— Что ж без рыбки, рыбаки?
Он был в благодушном настроении: генерал Май-Маевский только что взял Харьков…
— Задумался? — спросил Максим. — Вспоминаешь? Выпей лучше. Что было, быльем поросло. Двадцать лет, как я из партии вышел…
…Пряхин из партии вышел — это было как удар грома. Не согласен с новой экономической политикой.
Нэп выбил из колеи многих. Некоторые даже стрелялись. Но Пряхин?!
Максим ходил тогда в черной косоворотке с тонким кавказским пояском. Сгоряча Андрей схватил его за пояс, но тот отбросил руку:
— Чего прицепился?
— Это непоправимая ошибка, Максим. Ты ничего не понял в нэпе.
— В гимназии, как ты, не обучался. Но понял все. Не агитируй. Точка.
— Я тебе как друг…
— Буржуи недорезанные вам теперь друзья.
— Замолчи! За такие слова…
— Что? В Чека? Пролетария в Чека, а буржуя в магазин?
— Бланкист!
— Термидорианцы!…
Двадцать лет…
И снова взят Харьков…
Но кто они с Максимом? Кому из них вынесла приговор жизнь, и кто приведет его в исполнение?
А Максим, видно, тоже вспомнил, как и он, последний, давний спор.
— Я ведь прав тогда оказался. Не тем вы путем пошли. Сначала с нэпманами заигрывали, потом с Гитлером договорчик заключили. А Гитлер — это вам не коммерсант из лавочки. У тех что? Сахар-рафинад, маркизет, сукно в штуках… А тут танки, «юнкерсы», эсэс, гестапо… Не тот коленкор. Не в тот рот палец положили… Руку вам и отгрызли. Теперь до горла добираются. Как Волгу перепрыгнут, так и каюк. Ни Рузвельт, ни Черчилль не помогут. За собственную шкуру дрожат. Вот оно как повернулось. Жила-была Россия, великая держава, Россию растащили налево и направо.
— Болеешь, выходит, за Россию?
— А то как же? Как говорится, тутошний рожак. Это вы ее, матушку, в архив списали. Шире мыслили. В мировом масштабе… Интернациональном.
— А ты как мыслил?
— Да и я так. Пролетарии всех стран… А у немцев кто в армии служит? Банкиры? Навряд ли у них столько банкиров нашлось!

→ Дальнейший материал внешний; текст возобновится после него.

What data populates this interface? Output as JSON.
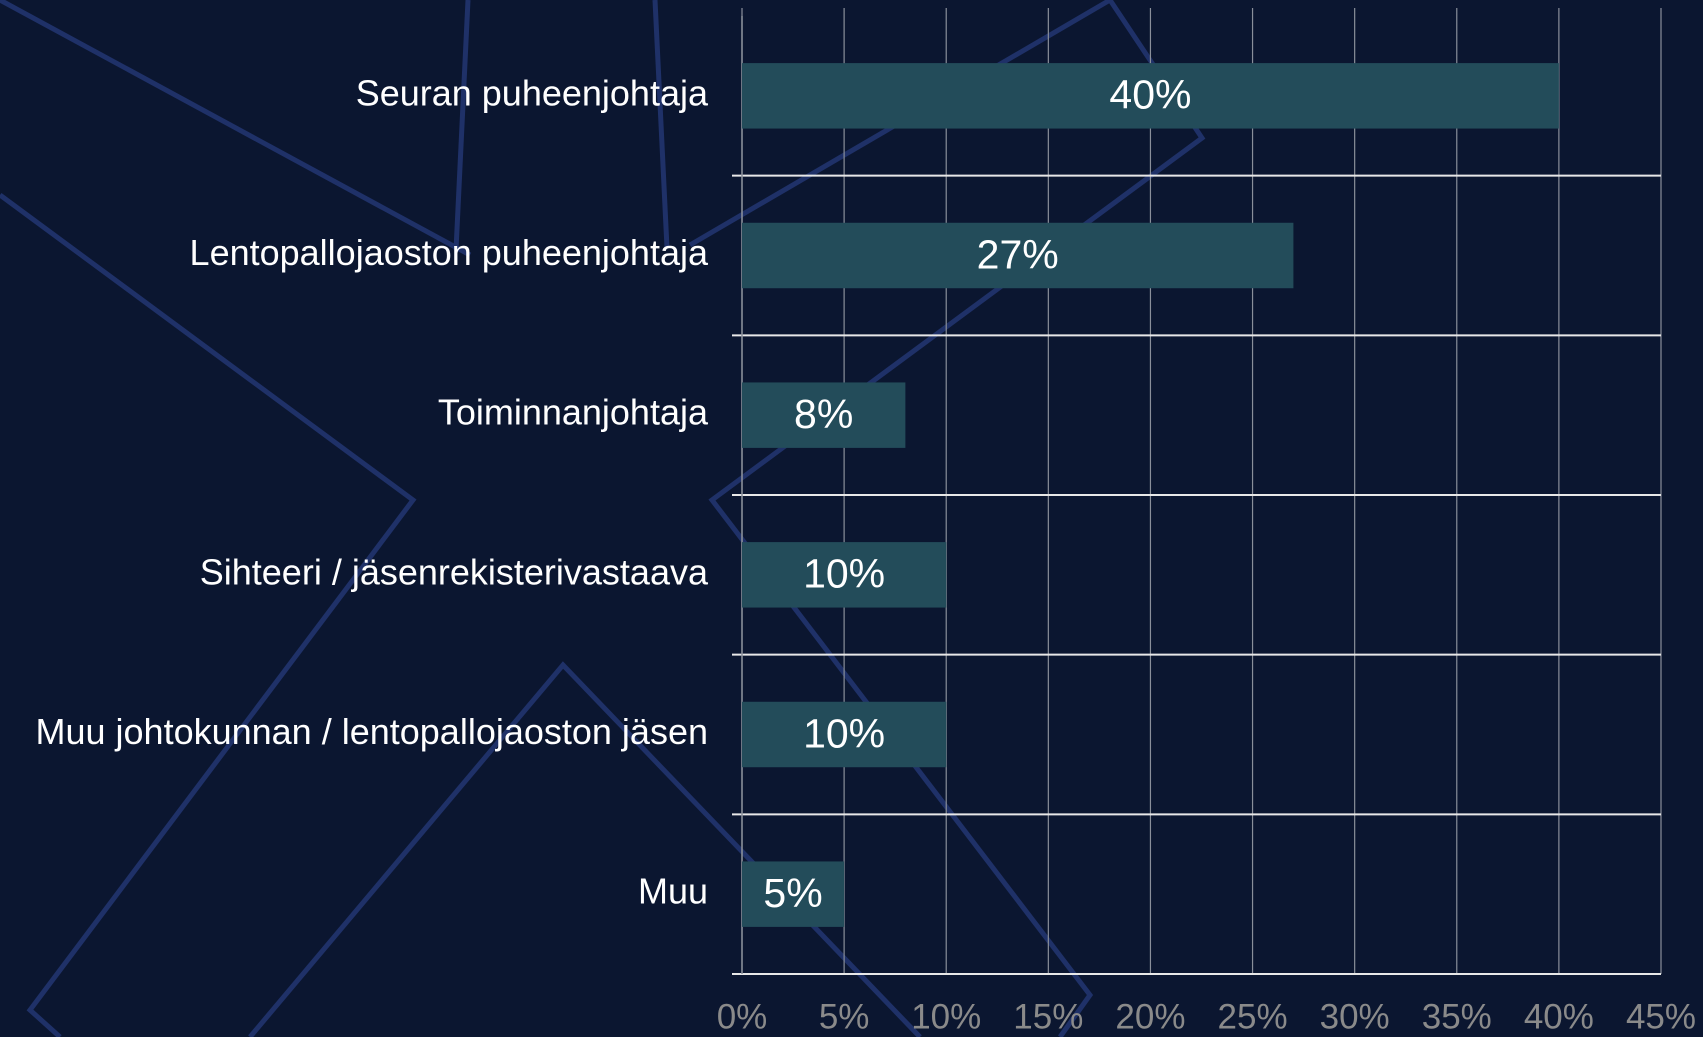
{
  "chart_data": {
    "type": "bar",
    "orientation": "horizontal",
    "categories": [
      "Seuran puheenjohtaja",
      "Lentopallojaoston puheenjohtaja",
      "Toiminnanjohtaja",
      "Sihteeri / jäsenrekisterivastaava",
      "Muu johtokunnan / lentopallojaoston jäsen",
      "Muu"
    ],
    "values": [
      40,
      27,
      8,
      10,
      10,
      5
    ],
    "value_labels": [
      "40%",
      "27%",
      "8%",
      "10%",
      "10%",
      "5%"
    ],
    "color": "#234c5a",
    "xlim": [
      0,
      45
    ],
    "xticks": [
      {
        "value": 0,
        "label": "0%"
      },
      {
        "value": 5,
        "label": "5%"
      },
      {
        "value": 10,
        "label": "10%"
      },
      {
        "value": 15,
        "label": "15%"
      },
      {
        "value": 20,
        "label": "20%"
      },
      {
        "value": 25,
        "label": "25%"
      },
      {
        "value": 30,
        "label": "30%"
      },
      {
        "value": 35,
        "label": "35%"
      },
      {
        "value": 40,
        "label": "40%"
      },
      {
        "value": 45,
        "label": "45%"
      }
    ],
    "grid": true
  }
}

— Ты, я вижу, и немцев не любишь?
— Я уже сказал. Сам я по себе. Отлюбил. Хватит. А вот тебя не пойму. — Пряхин потянулся к бутылке, встряхнул прозрачную жидкость. — С одной стороны, человека не переделаешь. Тут у марксистов самый большой просчет. А с другой — меняются люди. Вот и гадай, откуда ты — из лагеря или из-за Волги. Скорей оттуда все же.
— Нет, Максим.
— Не доверяешь, значит?
— Пьян ты.
— Не пьяней тебя. Ну да ладно. Время тяжелое. Трудно с людьми говорить.

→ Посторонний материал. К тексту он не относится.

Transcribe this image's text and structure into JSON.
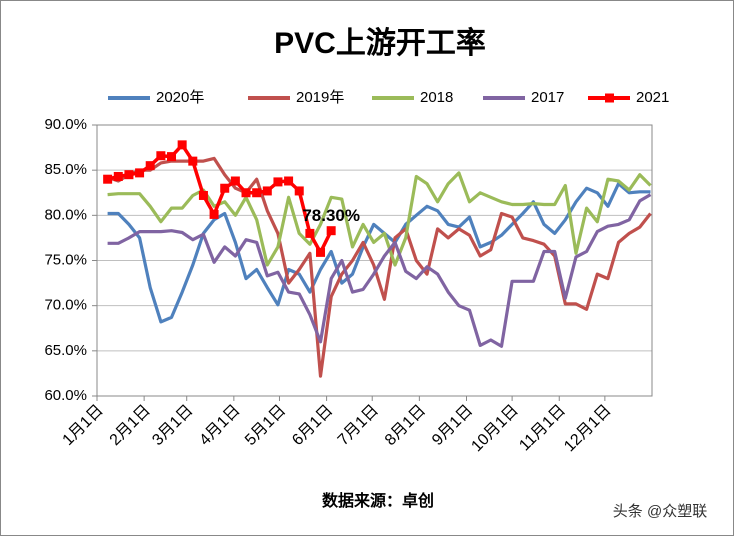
{
  "chart_data": {
    "type": "line",
    "title": "PVC上游开工率",
    "x_label": "数据来源：卓创",
    "watermark": "头条 @众塑联",
    "x": [
      7,
      14,
      21,
      28,
      35,
      42,
      49,
      56,
      63,
      70,
      77,
      84,
      91,
      98,
      105,
      112,
      119,
      126,
      133,
      140,
      147,
      154,
      161,
      168,
      175,
      182,
      189,
      196,
      203,
      210,
      217,
      224,
      231,
      238,
      245,
      252,
      259,
      266,
      273,
      280,
      287,
      294,
      301,
      308,
      315,
      322,
      329,
      336,
      343,
      350,
      357,
      364
    ],
    "xlim": [
      0,
      365
    ],
    "xticks": [
      {
        "value": 0,
        "label": "1月1日"
      },
      {
        "value": 31,
        "label": "2月1日"
      },
      {
        "value": 59,
        "label": "3月1日"
      },
      {
        "value": 90,
        "label": "4月1日"
      },
      {
        "value": 120,
        "label": "5月1日"
      },
      {
        "value": 151,
        "label": "6月1日"
      },
      {
        "value": 181,
        "label": "7月1日"
      },
      {
        "value": 212,
        "label": "8月1日"
      },
      {
        "value": 243,
        "label": "9月1日"
      },
      {
        "value": 273,
        "label": "10月1日"
      },
      {
        "value": 304,
        "label": "11月1日"
      },
      {
        "value": 334,
        "label": "12月1日"
      }
    ],
    "ylim": [
      60,
      90
    ],
    "yticks": [
      {
        "value": 60,
        "label": "60.0%"
      },
      {
        "value": 65,
        "label": "65.0%"
      },
      {
        "value": 70,
        "label": "70.0%"
      },
      {
        "value": 75,
        "label": "75.0%"
      },
      {
        "value": 80,
        "label": "80.0%"
      },
      {
        "value": 85,
        "label": "85.0%"
      },
      {
        "value": 90,
        "label": "90.0%"
      }
    ],
    "grid": true,
    "legend": "top",
    "series": [
      {
        "name": "2020年",
        "color": "#4f81bd",
        "values": [
          80.2,
          80.2,
          79.0,
          77.5,
          72.0,
          68.2,
          68.7,
          71.5,
          74.5,
          78.0,
          79.5,
          80.2,
          77.0,
          73.0,
          74.0,
          72.0,
          70.1,
          74.0,
          73.5,
          71.5,
          74.0,
          76.0,
          72.5,
          73.5,
          76.5,
          79.0,
          78.0,
          77.0,
          79.0,
          80.0,
          81.0,
          80.5,
          79.0,
          78.7,
          79.8,
          76.5,
          77.0,
          77.8,
          79.0,
          80.2,
          81.5,
          79.0,
          78.0,
          79.5,
          81.5,
          83.0,
          82.5,
          81.0,
          83.5,
          82.5,
          82.6,
          82.6
        ]
      },
      {
        "name": "2019年",
        "color": "#c0504d",
        "values": [
          84.2,
          83.8,
          84.5,
          85.0,
          85.0,
          85.8,
          86.0,
          86.0,
          86.0,
          86.0,
          86.3,
          84.5,
          83.0,
          82.5,
          84.0,
          80.5,
          78.0,
          72.5,
          74.0,
          75.8,
          62.2,
          71.0,
          73.5,
          75.0,
          77.0,
          74.5,
          70.7,
          77.5,
          78.5,
          75.0,
          73.5,
          78.5,
          77.5,
          78.5,
          77.8,
          75.5,
          76.2,
          80.2,
          79.8,
          77.5,
          77.2,
          76.8,
          75.5,
          70.2,
          70.2,
          69.6,
          73.5,
          73.0,
          77.0,
          78.0,
          78.7,
          80.2
        ]
      },
      {
        "name": "2018",
        "color": "#9bbb59",
        "values": [
          82.3,
          82.4,
          82.4,
          82.4,
          81.0,
          79.3,
          80.8,
          80.8,
          82.2,
          82.8,
          81.0,
          81.5,
          80.0,
          82.0,
          79.5,
          74.5,
          76.5,
          82.0,
          78.0,
          76.8,
          79.0,
          82.0,
          81.8,
          76.5,
          79.0,
          77.0,
          78.0,
          74.5,
          77.5,
          84.3,
          83.5,
          81.5,
          83.5,
          84.7,
          81.5,
          82.5,
          82.0,
          81.5,
          81.2,
          81.2,
          81.3,
          81.2,
          81.2,
          83.3,
          75.8,
          80.8,
          79.3,
          84.0,
          83.8,
          82.8,
          84.5,
          83.3
        ]
      },
      {
        "name": "2017",
        "color": "#8064a2",
        "values": [
          76.9,
          76.9,
          77.5,
          78.2,
          78.2,
          78.2,
          78.3,
          78.1,
          77.3,
          77.9,
          74.8,
          76.5,
          75.5,
          77.3,
          77.0,
          73.3,
          73.7,
          71.5,
          71.3,
          69.0,
          66.0,
          73.0,
          75.0,
          71.5,
          71.8,
          73.5,
          75.5,
          77.0,
          73.8,
          73.0,
          74.3,
          73.5,
          71.5,
          70.0,
          69.5,
          65.6,
          66.2,
          65.5,
          72.7,
          72.7,
          72.7,
          76.0,
          76.0,
          70.8,
          75.4,
          76.0,
          78.2,
          78.8,
          79.0,
          79.5,
          81.6,
          82.3
        ]
      },
      {
        "name": "2021",
        "color": "#ff0000",
        "marker": "square",
        "values": [
          84.0,
          84.3,
          84.5,
          84.7,
          85.5,
          86.6,
          86.5,
          87.8,
          86.0,
          82.2,
          80.1,
          83.0,
          83.8,
          82.5,
          82.5,
          82.7,
          83.7,
          83.8,
          82.7,
          78.0,
          75.9,
          78.3,
          null,
          null,
          null,
          null,
          null,
          null,
          null,
          null,
          null,
          null,
          null,
          null,
          null,
          null,
          null,
          null,
          null,
          null,
          null,
          null,
          null,
          null,
          null,
          null,
          null,
          null,
          null,
          null,
          null,
          null
        ],
        "value_labels": [
          null,
          null,
          null,
          null,
          null,
          null,
          null,
          null,
          null,
          null,
          null,
          null,
          null,
          null,
          null,
          null,
          null,
          null,
          null,
          null,
          null,
          "78.30%",
          null,
          null,
          null,
          null,
          null,
          null,
          null,
          null,
          null,
          null,
          null,
          null,
          null,
          null,
          null,
          null,
          null,
          null,
          null,
          null,
          null,
          null,
          null,
          null,
          null,
          null,
          null,
          null,
          null,
          null
        ]
      }
    ]
  }
}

Трудный разговор происходил в небольшой, как и весь дом, комнате, но комната эта считалась главной, по-старинному — залой. Посредине ее стоял стол, за которым на венских стульях с гнутыми спинками сидели Андрей и Пряхин, а вдоль стен — старая мебель. Висели на стенах и разные необходимые или украшающие комнату предметы: зеркало в витой раме, перовские охотники, фотографии Максима и близких ему людей — женщины с шестимесячной кудрявой завивкой, видимо, покойной жены, отца в жилете, с закрученными кверху усами, незнакомого Андрею мальчика, изображенного в фотоателье на фоне рисованных гор и парящего над ними орла. Сам Максим был представлен снимком старым, фронтовым, с которого смотрел пристально и лихо. Был он в фуражке с кокардой и в погонах со скрещенными артиллерийскими стволами. На гимнастерке красовался Георгиевский крест, по которому Шумов определил, что сделан снимок не позже пятнадцатого года, потому что потом Пряхин выслужил полный бант, но наградами не гордился, а говорил негодуя: «Вот чем самодержавие нашу кровушку оплачивало — цацками!»
Дружба их в те давние, еще до первой войны, времена многим казалась странной — ну что за дружба между мастеровым парнем и гимназистом-мальчишкой. В юности пять лет — разница огромная! А вот дружили… Когда отец Шумова по бедности вынужден был поселиться на окраине, сыну его пришлось непросто. Соседские ребята к гимназистам относились непочтительно, и немало бы выпало на долю Андрея неприятностей, а то и просто тумаков, не приглянись он Максиму Пряхину, парню, пользовавшемуся в своем краю авторитетом непререкаемым.
— Этого не трогать, — сказал он, и все запомнили и не трогали.
Иногда Максим заходил к Шумовым, брал читать книги. Особенно нравился ему Гюго — «Отверженные» и «Девяносто третий год», но в оценках последнего романа они уже тогда не сходились.
— Ну, пусть маркиз спас детей, пусть… А сколько он погубил народу?! Нет, нельзя было его выпускать. Революцию так не сделаешь…
Андрей не спорил, его восхищала суровая беспощадность якобинской диктатуры, но он понимал и Говэна, потрясенного поступком Лантенака.
— А я не понимаю, — говорил Максим, — как он его пожалеть мог! Ведь маркиз, на верную гибель возвращаясь, и свое дело, по существу, предавал? Кто ему на это право дал? Король? Дудки!
Это был сильный довод, потому что Андрей не знал тогда, что, бывает, в жизни человека приходит час или минута, когда только он сам, один, имеет право и обязан решить, как ему поступить, чтобы остаться человеком, возвысившись над жизнью и смертью.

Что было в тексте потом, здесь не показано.